Know that you are not the problem, we are. Canada will never be a grown-up country while its head of state lives across an ocean and earns that title by genetic lottery. Your presence in our lives makes us forever dissatisfied with ourselves and unfulfilled by our very real achievements. Canada does not need absentee parents; we need to parent ourselves.

I’ve heard all the arguments, sentimental and legal, but the most often touted position is also the most telling: that for Canada to become a Royal-Free Zone, Canadians would have to endure a messy constitutional debate. Politicians in Canada love to talk about “democratic reform” while at the same time warning us that “constitutional debates” are dangerous, expensive, and distracting. How the hell else do things change?

The reluctance on the part of our political class to even begin another round of constitutional discussions is inherent to the psychological stunting having far-off rulers creates. When a nation willingly situates its concepts of governance and power outside of its borders that nation’s psyche stagnates. We are too slow at becoming who we want to be. When you believe “the centre” is always elsewhere, you develop unhealthy attachments to whatever you have in front of you, good or bad. The status quo becomes a perverse kind of self-actualization.

We are a great country, we tell ourselves today, because we remain largely unchanged.
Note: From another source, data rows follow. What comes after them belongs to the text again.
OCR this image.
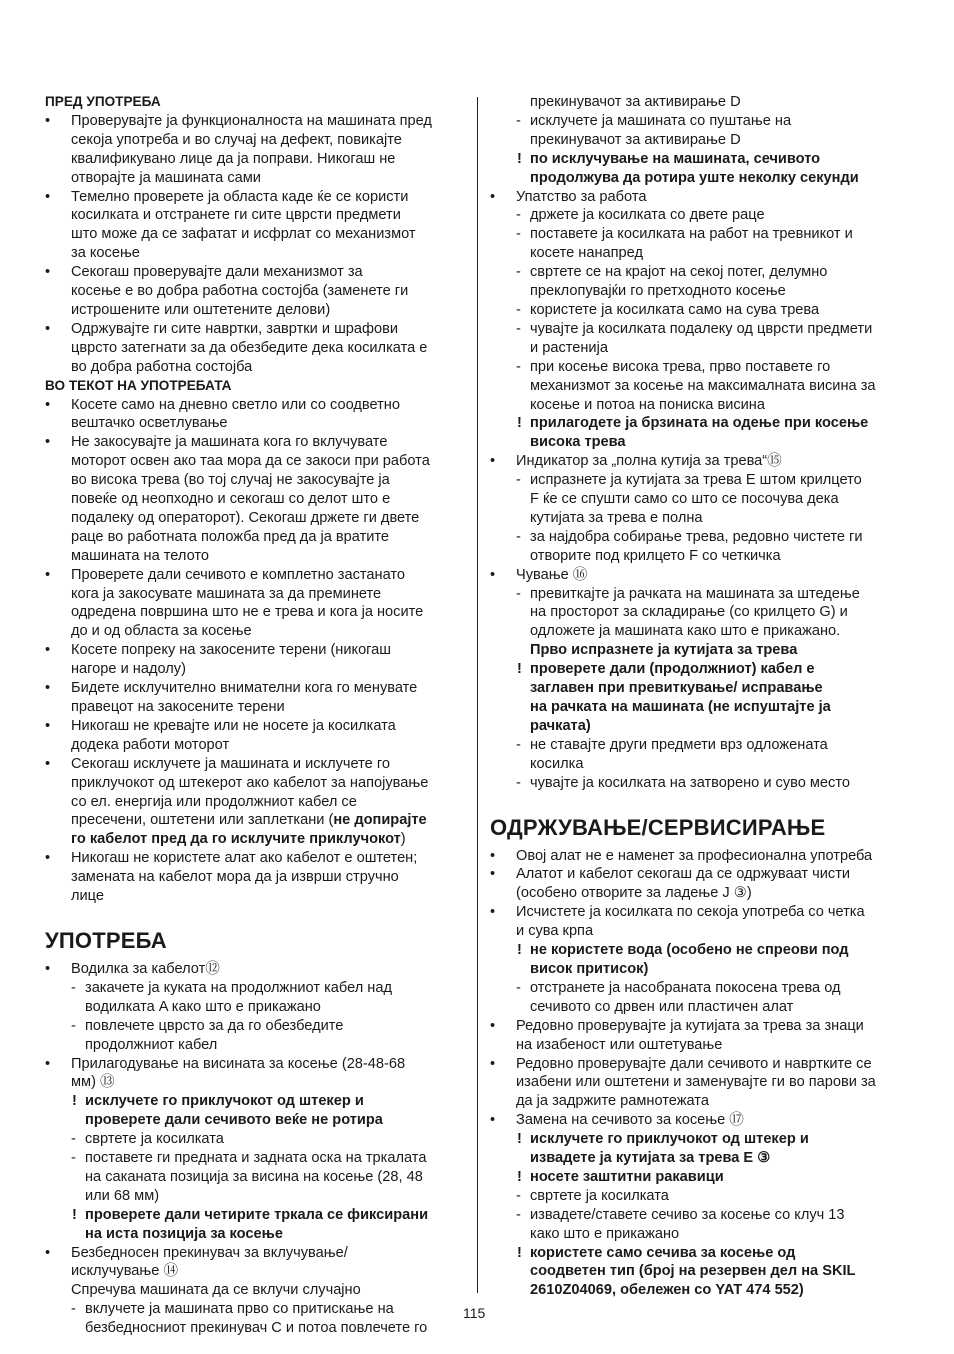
ПРЕД УПОТРЕБА
• Проверувајте ја функционалноста на машината пред
секоја употреба и во случај на дефект, повикајте
квалификувано лице да ја поправи. Никогаш не
отворајте ја машината сами
• Темелно проверете ја областа каде ќе се користи
косилката и отстранете ги сите цврсти предмети
што може да се зафатат и исфрлат со механизмот
за косење
• Секогаш проверувајте дали механизмот за
косење е во добра работна состојба (заменете ги
истрошените или оштетените делови)
• Одржувајте ги сите навртки, завртки и шрафови
цврсто затегнати за да обезбедите дека косилката е
во добра работна состојба
ВО ТЕКОТ НА УПОТРЕБАТА
• Косете само на дневно светло или со соодветно
вештачко осветлување
• Не закосувајте ја машината кога го вклучувате
моторот освен ако таа мора да се закоси при работа
во висока трева (во тој случај не закосувајте ја
повеќе од неопходно и секогаш со делот што е
подалеку од операторот). Секогаш држете ги двете
раце во работната положба пред да ја вратите
машината на телото
• Проверете дали сечивото е комплетно застанато
кога ја закосувате машината за да преминете
одредена површина што не е трева и кога ја носите
до и од областа за косење
• Косете попреку на закосените терени (никогаш
нагоре и надолу)
• Бидете исклучително внимателни кога го менувате
правецот на закосените терени
• Никогаш не кревајте или не носете ја косилката
додека работи моторот
• Секогаш исклучете ја машината и исклучете го
приклучокот од штекерот ако кабелот за напојување
со ел. енергија или продолжниот кабел се
пресечени, оштетени или заплеткани (не допирајте
го кабелот пред да го исклучите приклучокот)
• Никогаш не користете алат ако кабелот е оштетен;
замената на кабелот мора да ја изврши стручно
лице
УПОТРЕБА
• Водилка за кабелот⑫
- закачете ја куката на продолжниот кабел над
водилката A како што е прикажано
- повлечете цврсто за да го обезбедите
продолжниот кабел
• Прилагодување на висината за косење (28-48-68
мм) ⑬
! исклучете го приклучокот од штекер и
проверете дали сечивото веќе не ротира
- свртете ја косилката
- поставете ги предната и задната оска на тркалата
на саканата позиција за висина на косење (28, 48
или 68 мм)
! проверете дали четирите тркала се фиксирани
на иста позиција за косење
• Безбедносен прекинувач за вклучување/
исклучување ⑭
Спречува машината да се вклучи случајно
- вклучете ја машината прво со притискање на
безбедносниот прекинувач C и потоа повлечете го
прекинувачот за активирање D
- исклучете ја машината со пуштање на
прекинувачот за активирање D
! по исклучување на машината, сечивото
продолжува да ротира уште неколку секунди
• Упатство за работа
- држете ја косилката со двете раце
- поставете ја косилката на работ на тревникот и
косете нанапред
- свртете се на крајот на секој потег, делумно
преклопувајќи го претходното косење
- користете ја косилката само на сува трева
- чувајте ја косилката подалеку од цврсти предмети
и растенија
- при косење висока трева, прво поставете го
механизмот за косење на максималната висина за
косење и потоа на пониска висина
! прилагодете ја брзината на одење при косење
висока трева
• Индикатор за „полна кутија за трева“⑮
- испразнете ја кутијата за трева E штом крилцето
F ќе се спушти само со што се посочува дека
кутијата за трева е полна
- за најдобра собирање трева, редовно чистете ги
отворите под крилцето F со четкичка
• Чување ⑯
- превиткајте ја рачката на машината за штедење
на просторот за складирање (со крилцето G) и
одложете ја машината како што е прикажано.
Прво испразнете ја кутијата за трева
! проверете дали (продолжниот) кабел е
заглавен при превиткување/ исправање
на рачката на машината (не испуштајте ја
рачката)
- не ставајте други предмети врз одложената
косилка
- чувајте ја косилката на затворено и суво место
ОДРЖУВАЊЕ/СЕРВИСИРАЊЕ
• Овој алат не е наменет за професионална употреба
• Алатот и кабелот секогаш да се одржуваат чисти
(особено отворите за ладење J ③)
• Исчистете ја косилката по секоја употреба со четка
и сува крпа
! не користете вода (особено не спреови под
висок притисок)
- отстранете ја насобраната покосена трева од
сечивото со дрвен или пластичен алат
• Редовно проверувајте ја кутијата за трева за знаци
на изабеност или оштетување
• Редовно проверувајте дали сечивото и навртките се
изабени или оштетени и заменувајте ги во парови за
да ја задржите рамнотежата
• Замена на сечивото за косење ⑰
! исклучете го приклучокот од штекер и
извадете ја кутијата за трева E ③
! носете заштитни ракавици
- свртете ја косилката
- извадете/ставете сечиво за косење со клуч 13
како што е прикажано
! користете само сечива за косење од
соодветен тип (број на резервен дел на SKIL
2610Z04069, обележен со YAT 474 552)
115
This is not the same thing as stability. Stable nations welcome change and growth because they have faith in themselves. Canada clings to all kinds of broken statuses quo because we don’t believe enough in ourselves to engage with disruption and uncertainty, with the upsetting side of change. We suffer from this fear because we depend too much on symbols from our colonial past.

If that sounds like an exaggeration of the Royal Family’s presence in the Canadian psyche, think about how often you see images and symbols of the Royals: on your money; on your stamps; on the covers of magazines; in the modifier “Royal” that is added to everything from Legion halls to submarines; in no end of television specials. In another, more sinister context, such a relentless parade of imagery would be likened to programming. But the Royal Family is not sinister (they are not that interesting). Their presence in our daily lives, and thus in our minds, is more like an overly familiar pop tune, the kind that gets played by lazy DJs at weddings or funerals.

If we are ever to have true change in Canada, ever to address our chronic democratic shortages, we need to start with the most glaring example of the undemocratic: our dynastic, nonresident heads of state. Once we get past that psychological hurdle, re-organizing everything from how parliamentarians are chosen to what to do with the creaking Senate will seem not only less burdensome but, and this is the important part, natural—even exciting.

Imagine redirecting all that glamour, fascination, and energy that the media machine called The Royals creates inward, finally, onto us, onto Canadians. We can make our own cute hats, and purses to match.

RM Vaughan's latest book is Bright Eyed: Insomnia and Its Cultures, from Coach House Books.